= Strict rules of evidence =

Term used in Anglophone law

Strict rules of evidence is a term sometimes used in and about Anglophone common law. The term is not always seen as belonging to technical legal terminology; legislation seldom if ever names a set of laws with the term "strict rules of evidence"; and the term's precise application varies from one legal context to another.

For the purposes of most criminal prosecutions, common law systems have rules about what kinds of evidence can be considered and about how it must be presented, such as the USA Federal Rules of Evidence or the Indian Evidence Act. These rules often disallow, for example, hearsay evidence or bad character evidence. It is generally these rules — or at times the most restrictive form of them — that are being referred to when "the strict rules of evidence" are mentioned.

According to the Council of Europe French-English Legal Dictionary, "(proof according to the) strict rules of evidence" corresponds to the French concept "preuve légale et formelle", as opposed to a situation where "la preuve de la cause est libre" ('the consideration (legal basis) may be proved by any kind of evidence').

A legal system may include different evidentiary standards for different kinds of proceedings, for example for civil and criminal proceedings, and these may all be referred to as "the strict rules of evidence" concerning their particular domain.

The term strict rules of evidence is most commonly used to specify that they are not to be followed. The most common context for this is when a case goes to arbitration instead of to a court of law. Examples in UK law of proceedings not governed by the strict rules of evidence are "civil claims which have been allocated to the small claims track", and "hearings before employment tribunals".

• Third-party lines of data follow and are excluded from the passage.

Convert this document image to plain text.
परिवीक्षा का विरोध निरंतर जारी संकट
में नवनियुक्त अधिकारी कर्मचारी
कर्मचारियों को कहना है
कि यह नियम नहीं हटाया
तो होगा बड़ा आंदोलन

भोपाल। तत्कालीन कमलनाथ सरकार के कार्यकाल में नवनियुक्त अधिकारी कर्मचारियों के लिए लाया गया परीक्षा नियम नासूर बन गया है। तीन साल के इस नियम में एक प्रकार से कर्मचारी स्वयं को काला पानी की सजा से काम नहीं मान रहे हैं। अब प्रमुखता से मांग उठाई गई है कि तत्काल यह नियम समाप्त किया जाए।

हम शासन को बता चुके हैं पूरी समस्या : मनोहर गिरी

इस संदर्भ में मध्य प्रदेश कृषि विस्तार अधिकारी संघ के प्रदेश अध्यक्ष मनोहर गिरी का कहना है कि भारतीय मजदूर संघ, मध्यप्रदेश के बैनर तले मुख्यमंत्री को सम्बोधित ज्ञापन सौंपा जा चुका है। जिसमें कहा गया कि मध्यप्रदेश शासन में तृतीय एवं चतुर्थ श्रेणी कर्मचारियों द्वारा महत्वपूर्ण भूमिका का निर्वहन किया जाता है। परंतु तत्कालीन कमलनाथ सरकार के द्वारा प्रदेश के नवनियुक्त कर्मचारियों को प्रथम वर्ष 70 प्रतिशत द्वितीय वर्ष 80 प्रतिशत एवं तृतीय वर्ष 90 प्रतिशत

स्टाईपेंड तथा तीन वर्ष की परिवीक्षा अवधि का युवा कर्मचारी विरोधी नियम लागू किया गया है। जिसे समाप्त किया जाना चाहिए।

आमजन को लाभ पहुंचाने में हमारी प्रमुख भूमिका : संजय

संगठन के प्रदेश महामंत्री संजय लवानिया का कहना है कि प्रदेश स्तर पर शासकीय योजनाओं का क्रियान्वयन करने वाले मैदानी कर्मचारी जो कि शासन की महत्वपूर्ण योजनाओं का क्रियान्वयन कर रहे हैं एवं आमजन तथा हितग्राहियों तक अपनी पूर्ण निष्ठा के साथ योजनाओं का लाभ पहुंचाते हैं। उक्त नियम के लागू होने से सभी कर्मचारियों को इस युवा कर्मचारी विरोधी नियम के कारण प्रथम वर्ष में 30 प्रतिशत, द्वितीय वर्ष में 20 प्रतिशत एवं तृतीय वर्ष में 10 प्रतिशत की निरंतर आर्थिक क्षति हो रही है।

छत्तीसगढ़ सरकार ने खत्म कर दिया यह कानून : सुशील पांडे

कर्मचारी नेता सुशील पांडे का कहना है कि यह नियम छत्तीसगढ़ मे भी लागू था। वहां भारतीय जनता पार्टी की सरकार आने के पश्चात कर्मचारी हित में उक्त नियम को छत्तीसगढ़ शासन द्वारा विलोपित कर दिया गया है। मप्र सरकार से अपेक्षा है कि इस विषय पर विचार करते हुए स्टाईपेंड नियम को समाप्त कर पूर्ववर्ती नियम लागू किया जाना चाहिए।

At times, the strict rules of evidence are used to define certain kinds of court cases. For example, section 11 of the UK Civil Evidence Act 1995 specifies that "in this Act 'civil proceedings' means civil proceedings, before any tribunal, in relation to which the strict rules of evidence apply, whether as a matter of law or by agreement of the parties", while section 134 of the UK Criminal Justice Act 2003 defines "criminal proceedings" as "criminal proceedings in relation to which the strict rules of evidence apply".